Cette formulation – ou une autre équivalente – a souvent été citée par des journalistes qui ne la trouvaient pas très intelligible. Je ne dis pas qu’elle se trouve telle quelle dans le projet de loi, mais qu’elle a été souvent répétée dans les medias et donc entendue/vue par des millions de personnes.

Cette formulation a valeur de slogan accrocheur certes. Mais alors que « travailler plus pour gagner plus » était une affirmation triviale, et inconsistante, celle-ci ressemble à un paradoxe.
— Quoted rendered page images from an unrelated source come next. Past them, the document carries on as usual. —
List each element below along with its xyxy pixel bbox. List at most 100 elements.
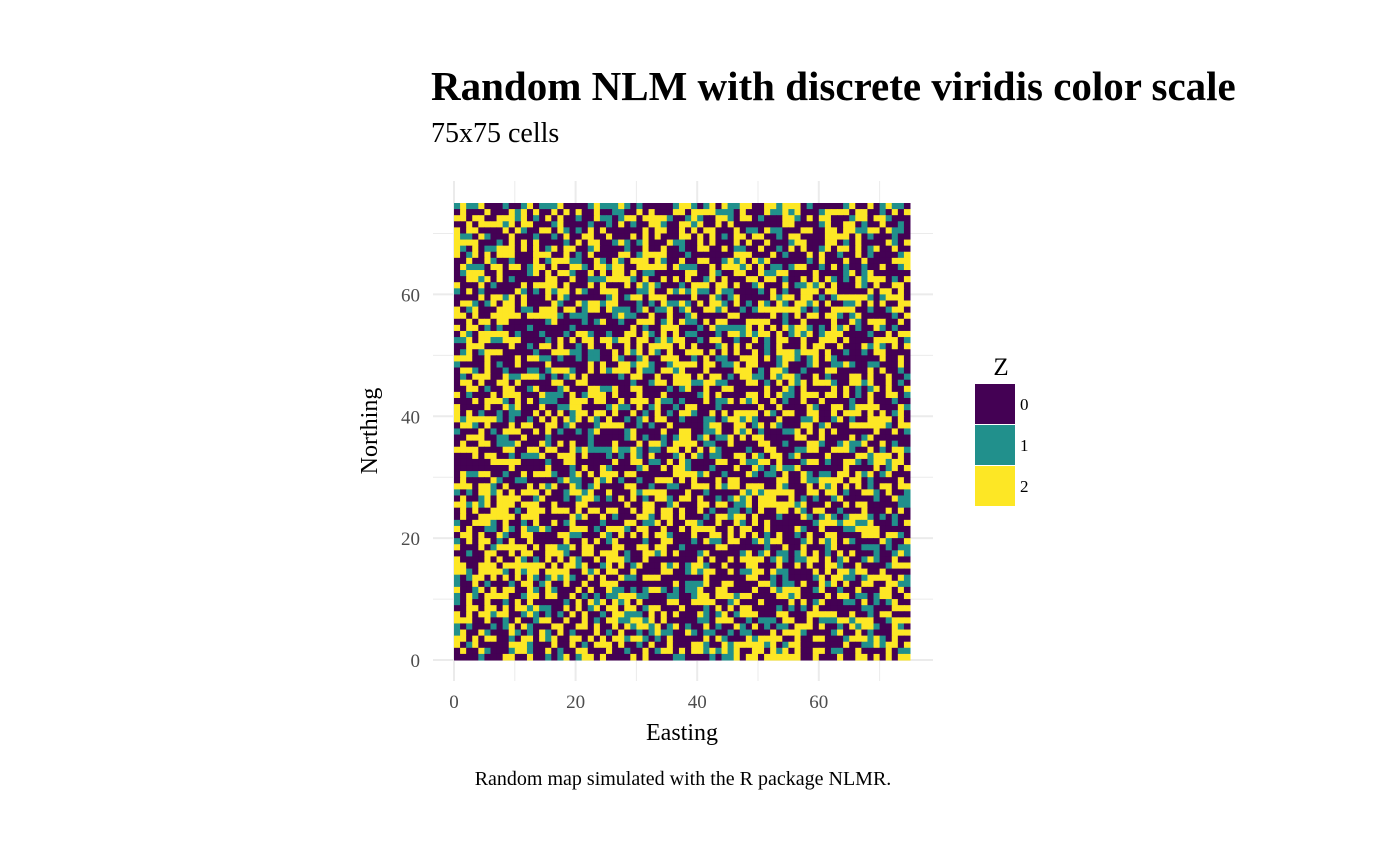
heatmap-cell (575, 416, 583, 423)
heatmap-cell (849, 221, 856, 228)
heatmap-cell (733, 361, 741, 369)
heatmap-cell (800, 568, 808, 576)
heatmap-cell (648, 440, 656, 448)
heatmap-cell (490, 361, 498, 369)
heatmap-cell (672, 489, 680, 496)
heatmap-cell (691, 440, 698, 448)
heatmap-cell (745, 532, 753, 539)
heatmap-cell (678, 544, 686, 551)
heatmap-cell (472, 318, 479, 326)
heatmap-cell (545, 239, 552, 247)
heatmap-cell (587, 568, 595, 576)
heatmap-cell (466, 391, 473, 399)
heatmap-cell (903, 544, 911, 551)
heatmap-cell (867, 465, 875, 472)
heatmap-cell (630, 276, 637, 283)
heatmap-cell (715, 586, 723, 594)
heatmap-cell (526, 556, 534, 563)
heatmap-cell (654, 324, 662, 332)
heatmap-cell (727, 458, 735, 466)
heatmap-cell (837, 318, 844, 326)
heatmap-cell (782, 452, 789, 460)
heatmap-cell (606, 276, 613, 283)
heatmap-cell (472, 263, 479, 271)
heatmap-cell (800, 330, 808, 338)
heatmap-cell (672, 349, 680, 356)
heatmap-cell (764, 477, 771, 484)
heatmap-cell (824, 513, 832, 521)
heatmap-cell (691, 263, 698, 271)
heatmap-cell (764, 410, 771, 417)
heatmap-cell (496, 385, 504, 393)
heatmap-cell (606, 495, 613, 503)
heatmap-cell (751, 367, 759, 375)
heatmap-cell (478, 306, 485, 314)
heatmap-cell (843, 538, 850, 545)
heatmap-cell (496, 501, 504, 509)
heatmap-cell (855, 568, 862, 576)
heatmap-cell (581, 580, 589, 588)
heatmap-cell (703, 440, 710, 448)
heatmap-cell (873, 404, 881, 411)
heatmap-cell (721, 519, 729, 527)
heatmap-cell (587, 440, 595, 448)
heatmap-cell (855, 580, 862, 588)
heatmap-cell (903, 257, 911, 265)
heatmap-cell (666, 519, 674, 527)
heatmap-cell (672, 251, 680, 259)
heatmap-cell (751, 471, 759, 478)
heatmap-cell (496, 568, 504, 576)
heatmap-cell (794, 580, 802, 588)
heatmap-cell (733, 495, 741, 503)
heatmap-cell (472, 367, 479, 375)
heatmap-cell (739, 434, 747, 442)
heatmap-cell (849, 385, 856, 393)
heatmap-cell (879, 245, 887, 253)
heatmap-cell (502, 592, 510, 600)
chart-subtitle: 75x75 cells (431, 118, 560, 149)
heatmap-cell (557, 544, 564, 551)
heatmap-cell (691, 599, 698, 606)
heatmap-cell (806, 349, 814, 356)
heatmap-cell (812, 337, 820, 344)
heatmap-cell (569, 379, 577, 387)
heatmap-cell (867, 562, 875, 570)
heatmap-cell (539, 312, 546, 320)
heatmap-cell (514, 300, 522, 308)
heatmap-cell (685, 343, 692, 350)
heatmap-cell (751, 318, 759, 326)
heatmap-cell (903, 422, 911, 429)
heatmap-cell (502, 580, 510, 588)
heatmap-cell (837, 282, 844, 289)
heatmap-cell (624, 599, 631, 606)
heatmap-cell (830, 215, 838, 222)
heatmap-cell (770, 483, 777, 490)
heatmap-cell (466, 397, 473, 405)
heatmap-cell (678, 361, 686, 369)
heatmap-cell (496, 397, 504, 405)
heatmap-cell (697, 446, 704, 454)
heatmap-cell (581, 330, 589, 338)
heatmap-cell (776, 361, 783, 369)
heatmap-cell (861, 410, 868, 417)
heatmap-cell (484, 586, 491, 594)
heatmap-cell (873, 215, 881, 222)
heatmap-cell (830, 355, 838, 362)
heatmap-cell (891, 501, 899, 509)
heatmap-cell (776, 428, 783, 436)
heatmap-cell (776, 452, 783, 460)
heatmap-cell (539, 574, 546, 582)
heatmap-cell (812, 428, 820, 436)
heatmap-cell (636, 270, 643, 277)
heatmap-cell (599, 532, 607, 539)
heatmap-cell (891, 471, 899, 478)
heatmap-cell (472, 562, 479, 570)
heatmap-cell (794, 483, 802, 490)
heatmap-cell (806, 343, 814, 350)
heatmap-cell (502, 276, 510, 283)
heatmap-cell (867, 233, 875, 241)
heatmap-cell (575, 605, 583, 612)
heatmap-cell (739, 391, 747, 399)
heatmap-cell (812, 257, 820, 265)
heatmap-cell (691, 306, 698, 314)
En effet licenciement et embauche (ou accès à l’emploi) sont antinomiques et dire, sans plus de précision, que le licenciement favorise l’emploi est une antilogie.
Olivier Morel, dans un article du 06/01/12 « Royaume-Uni : faciliter le licenciement pour encourager l’embauche » (cf. http://www.lemondedudroit.fr/decryptages-profession-juriste/159858-royaume-uni-faciliter-le-licenciement-pour-encourager-lembauche.html) écrit : « deux propositions entreront en vigueur courant avril 2012 pour fluidifier le droit social anglais : faciliter le licenciement pour encourager l’embauche et freiner les recours abusifs aux Prud’hommes. (…) une proposition destinée à faciliter la vie des entrepreneurs entrera en vigueur le 6 avril 2012. (…) les Britanniques ont déjà mis à l’épreuve l'“équation vertueuse paradoxale” : facilité de licenciement = embauche sans arrière-pensée . Si le nouveau contrat signé par une PME avec un client important ne tient pas ses promesses, ou si le salarié embauché ne correspond finalement pas au poste, elle peut se séparer de son nouveau collaborateur à moindre frais . La PME peut donc embaucher sans craindre d’être dans l’impossibilité de licencier. ». On laisse au lecteur le soin d’analyser les expressions que j’ai mises en italiques : il y a donc au moins un précédent et l’on voit quelle est la finalité de ces dispositions prises au R.U.
Je n’avance pas d’argument économique, par incompétence, ni ne juge les entreprises qui ont sans doute de réelles difficultés, mais on peut constater que cette formulation ne relève pas d’un paradoxe fécond ou « vertueux », mais d’un tour de passe-passe manipulateur. La suite est masquée et une façon de rendre cette affirmation acceptable rationnellement, sinon socialement et politiquement, consisterait à la compléter : faciliter le licenciement peut favoriser l’embauche de personnes que l’on peut facilement licencier. Corollaire : pour faire fléchir la courbe du chômage, il suffit de faire le sondage au bon moment, après le recrutement de personnels précaires et avant leur licenciement.